Tuesday, March 17, 2015

A visit to the north shore. One longgggggg bridge. The excitement builds. A word about potholes.

A wonderfully sunny day in the Big Easy yesterday and I took advantage of it. I got in a good hour and a half walk early in the morning that stretched past Tulane and Loyola universities on St. Charles to Carrolton Ave. up to Clairbourne Ave and then back towards downtown.

At Tulane the spring break family tours for potential new students was underway. I passed at least eight groups of 12 to 15 students and parents when I went through the campus on my way to Carrolton.

Lake Pontchartrain and the New Orleans City Park are on the north side of New Orleans and the park itself is one of the largest and most visited in the country. Founded in 1853, at 1300 acres, the park itself is 50% larger than Central Park in New York just to give you an idea of its size. It's the home of the New Orleans Museum of Art, 600 year old live oaks, a golf course (there were 3 before Katrina), a botanical garden, amusement parks, stables and a couple stadiums.

 Here's some of the hundreds of live oaks in the park.


The entrance to the New Orleans Museum of Art (free and open 7 days a week).


 The park is built on Bayou Metairie and the former Allard Plantation. It was mostly swampland and still contains many lakes and canals.


Just to the north of the park is Lake Pontchartrain. Covering 600 sq. miles, it averages only 10 to 15 feet deep. That's kind of ironic given this sign.


 
It's the home of the Causeway the longest continuous bridge over water in the world, some 23 plus miles. You can see it in the distance.


I never cease to be amazed as to the amount of information on Wikipedia. On my way to the lake I passed a historic site (Fort St. John/Spanish Fort) and stopped back by on my way downtown. The sign just gave a bit of history about the fort, originally Spanish then French and finally American that guarded the entrance to New Orleans from the Lake. But Wiki states that the site was also a large amusement site that had a " casino, a resort hotel, dancing pavilions, an alligator pond, and in its later decades amusement rides such as the "Scenic railway", a roller coaster. A steam railway, and later an electric streetcar system".

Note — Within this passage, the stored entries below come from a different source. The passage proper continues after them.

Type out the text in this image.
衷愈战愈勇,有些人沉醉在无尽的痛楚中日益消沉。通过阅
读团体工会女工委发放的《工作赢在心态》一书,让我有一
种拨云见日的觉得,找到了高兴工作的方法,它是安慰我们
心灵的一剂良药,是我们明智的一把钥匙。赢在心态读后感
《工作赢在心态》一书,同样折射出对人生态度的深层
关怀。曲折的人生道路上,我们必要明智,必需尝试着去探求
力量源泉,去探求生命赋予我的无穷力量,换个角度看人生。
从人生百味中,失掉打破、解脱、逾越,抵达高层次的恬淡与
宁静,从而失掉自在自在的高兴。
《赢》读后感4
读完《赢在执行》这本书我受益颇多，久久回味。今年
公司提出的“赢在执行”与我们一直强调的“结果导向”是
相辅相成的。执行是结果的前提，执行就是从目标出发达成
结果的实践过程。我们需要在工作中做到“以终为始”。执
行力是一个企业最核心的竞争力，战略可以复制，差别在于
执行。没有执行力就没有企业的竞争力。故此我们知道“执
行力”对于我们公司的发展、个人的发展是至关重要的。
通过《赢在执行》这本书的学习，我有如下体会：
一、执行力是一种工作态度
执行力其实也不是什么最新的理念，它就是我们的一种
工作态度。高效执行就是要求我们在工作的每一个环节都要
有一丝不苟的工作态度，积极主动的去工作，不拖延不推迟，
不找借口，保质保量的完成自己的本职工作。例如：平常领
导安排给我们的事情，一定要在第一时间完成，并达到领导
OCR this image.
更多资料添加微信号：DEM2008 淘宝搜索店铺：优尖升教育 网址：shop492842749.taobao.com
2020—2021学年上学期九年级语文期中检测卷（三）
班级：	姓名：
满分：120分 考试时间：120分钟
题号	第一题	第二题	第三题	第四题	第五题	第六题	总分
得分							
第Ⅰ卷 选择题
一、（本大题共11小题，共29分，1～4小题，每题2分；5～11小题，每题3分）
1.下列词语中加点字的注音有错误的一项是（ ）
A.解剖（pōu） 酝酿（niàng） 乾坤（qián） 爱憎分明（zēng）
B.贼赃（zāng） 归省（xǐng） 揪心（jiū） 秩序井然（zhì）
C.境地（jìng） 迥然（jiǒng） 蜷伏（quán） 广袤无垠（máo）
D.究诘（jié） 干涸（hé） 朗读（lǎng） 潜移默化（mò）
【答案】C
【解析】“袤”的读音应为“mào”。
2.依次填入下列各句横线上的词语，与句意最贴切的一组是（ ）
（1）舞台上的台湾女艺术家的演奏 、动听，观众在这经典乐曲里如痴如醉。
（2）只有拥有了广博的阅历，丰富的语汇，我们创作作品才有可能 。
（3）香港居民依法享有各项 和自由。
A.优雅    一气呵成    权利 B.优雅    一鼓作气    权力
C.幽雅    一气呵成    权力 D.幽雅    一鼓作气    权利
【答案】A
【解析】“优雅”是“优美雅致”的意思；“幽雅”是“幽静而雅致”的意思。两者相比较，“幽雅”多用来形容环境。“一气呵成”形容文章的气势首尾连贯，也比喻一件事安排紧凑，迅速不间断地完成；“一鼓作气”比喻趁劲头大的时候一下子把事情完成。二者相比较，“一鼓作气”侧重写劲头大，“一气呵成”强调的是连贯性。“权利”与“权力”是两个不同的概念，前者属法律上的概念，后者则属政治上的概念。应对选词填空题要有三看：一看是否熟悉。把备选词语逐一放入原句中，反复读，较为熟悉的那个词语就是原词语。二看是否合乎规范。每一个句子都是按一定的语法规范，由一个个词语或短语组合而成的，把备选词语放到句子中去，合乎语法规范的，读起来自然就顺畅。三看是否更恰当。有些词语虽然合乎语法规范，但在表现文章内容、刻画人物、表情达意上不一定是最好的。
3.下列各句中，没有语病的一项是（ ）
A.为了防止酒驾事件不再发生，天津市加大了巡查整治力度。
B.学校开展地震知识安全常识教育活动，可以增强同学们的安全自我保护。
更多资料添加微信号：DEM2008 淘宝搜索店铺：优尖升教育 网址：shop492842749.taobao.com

It's just a stone wall now and for the less curious, just the remains of a fort.


The excitement builds here as the Reeds spent the night in Orange, Texas on their way to visit. They'll arrive sometime around noon and we'll be looking to celebrate St. Paddy's with some green beer and oysters somewhere.

Laissez les bons temps rouler!" As the cajuns say, y'all.  More tonight.

Oh, right. Potholes. You ain't seen nothin like the potholes here. I swear some could swallow my Toyota. I thought about taking pictures, but I'm not sure they will do justice. I think I'll get Bob and Carolyn to pose in some of them just to give you scale.